2.2.1.6 Right offers

New shares are initially offered to existing shareholders, and the offering is arranged in a different way than seasoned public offering. Most of the time, Bohren et al. (1997) noticed that existing shareholders are offered a right to buy new shares on a pro rata basis at a discount, relative to the current market price. This implies that existing shareholders are offered an in the money call option on new shares. The shareholders are typically allowed to sell the option, should they not wish to participate in the offering. Bundgaard (2012) explained the idea behind the rights offer is that the value of the right should financially offset the non-subscribing shareholders for the fall

in the share price ex-post issuance, which is also known as the Theoretical Ex-Rights Price (TERP). TERP is calculated as the weighted average of the price of new and existing shares.

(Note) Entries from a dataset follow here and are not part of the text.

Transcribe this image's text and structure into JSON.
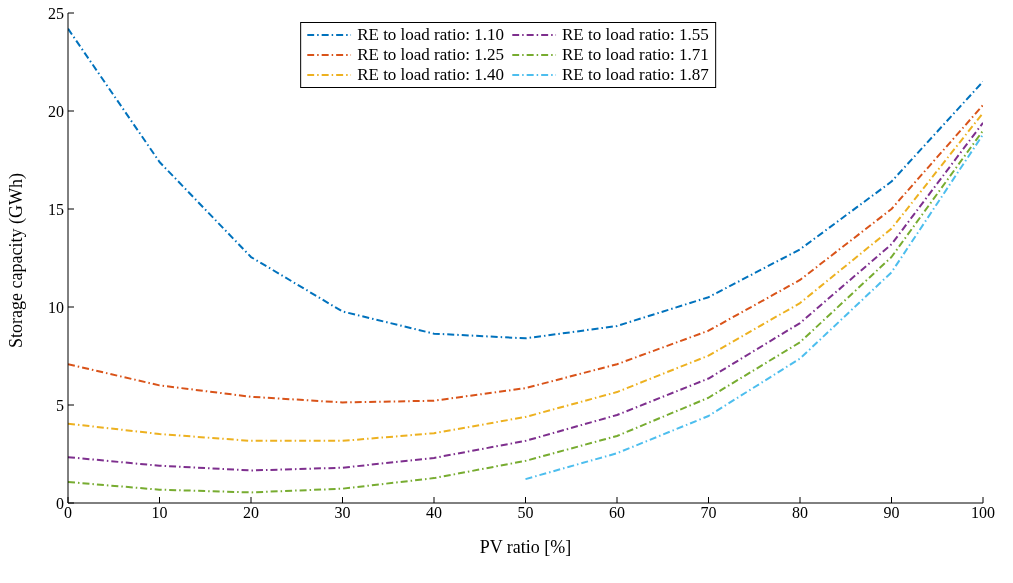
{
  "chart_data": {
    "type": "line",
    "xlabel": "PV ratio [%]",
    "ylabel": "Storage capacity (GWh)",
    "x": [
      0,
      10,
      20,
      30,
      40,
      50,
      60,
      70,
      80,
      90,
      100
    ],
    "series": [
      {
        "name": "RE to load ratio: 1.10",
        "color": "#0072bd",
        "values": [
          24.2,
          17.4,
          12.55,
          9.77,
          8.64,
          8.4,
          9.03,
          10.5,
          12.94,
          16.4,
          21.5
        ]
      },
      {
        "name": "RE to load ratio: 1.25",
        "color": "#d95319",
        "values": [
          7.08,
          6.0,
          5.42,
          5.13,
          5.22,
          5.86,
          7.08,
          8.79,
          11.38,
          15.0,
          20.3
        ]
      },
      {
        "name": "RE to load ratio: 1.40",
        "color": "#edb120",
        "values": [
          4.05,
          3.52,
          3.17,
          3.17,
          3.56,
          4.39,
          5.66,
          7.52,
          10.2,
          14.0,
          19.9
        ]
      },
      {
        "name": "RE to load ratio: 1.55",
        "color": "#7e2f8e",
        "values": [
          2.34,
          1.9,
          1.66,
          1.8,
          2.3,
          3.17,
          4.49,
          6.35,
          9.18,
          13.2,
          19.4
        ]
      },
      {
        "name": "RE to load ratio: 1.71",
        "color": "#77ac30",
        "values": [
          1.07,
          0.68,
          0.54,
          0.73,
          1.27,
          2.15,
          3.42,
          5.37,
          8.2,
          12.55,
          19.0
        ]
      },
      {
        "name": "RE to load ratio: 1.87",
        "color": "#4dbeee",
        "values": [
          null,
          null,
          null,
          null,
          null,
          1.22,
          2.54,
          4.44,
          7.37,
          11.77,
          18.8
        ]
      }
    ],
    "xlim": [
      0,
      100
    ],
    "xticks": [
      0,
      10,
      20,
      30,
      40,
      50,
      60,
      70,
      80,
      90,
      100
    ],
    "ylim": [
      0,
      25
    ],
    "yticks": [
      0,
      5,
      10,
      15,
      20,
      25
    ],
    "grid": false,
    "legend": "top",
    "marker": "none",
    "line_style": "dashed"
  }
}
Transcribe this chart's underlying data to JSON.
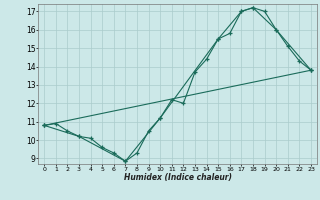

2.2.1.7 Best efforts offering

This involves a dealer using commercially reasonable efforts to market the securities as an agent of the issuer and the dealer not making any commitment to buy the offered securities themselves. In this offering, a dealer does not buy the securities offered as principal, but instead agrees to use its best efforts to sell the securities as agent for the issuer. Hence, the dealer incurs no financial loss in the case of an unsuccessful offering, other than the failure to receive a commission that is contingent on the success of the offering.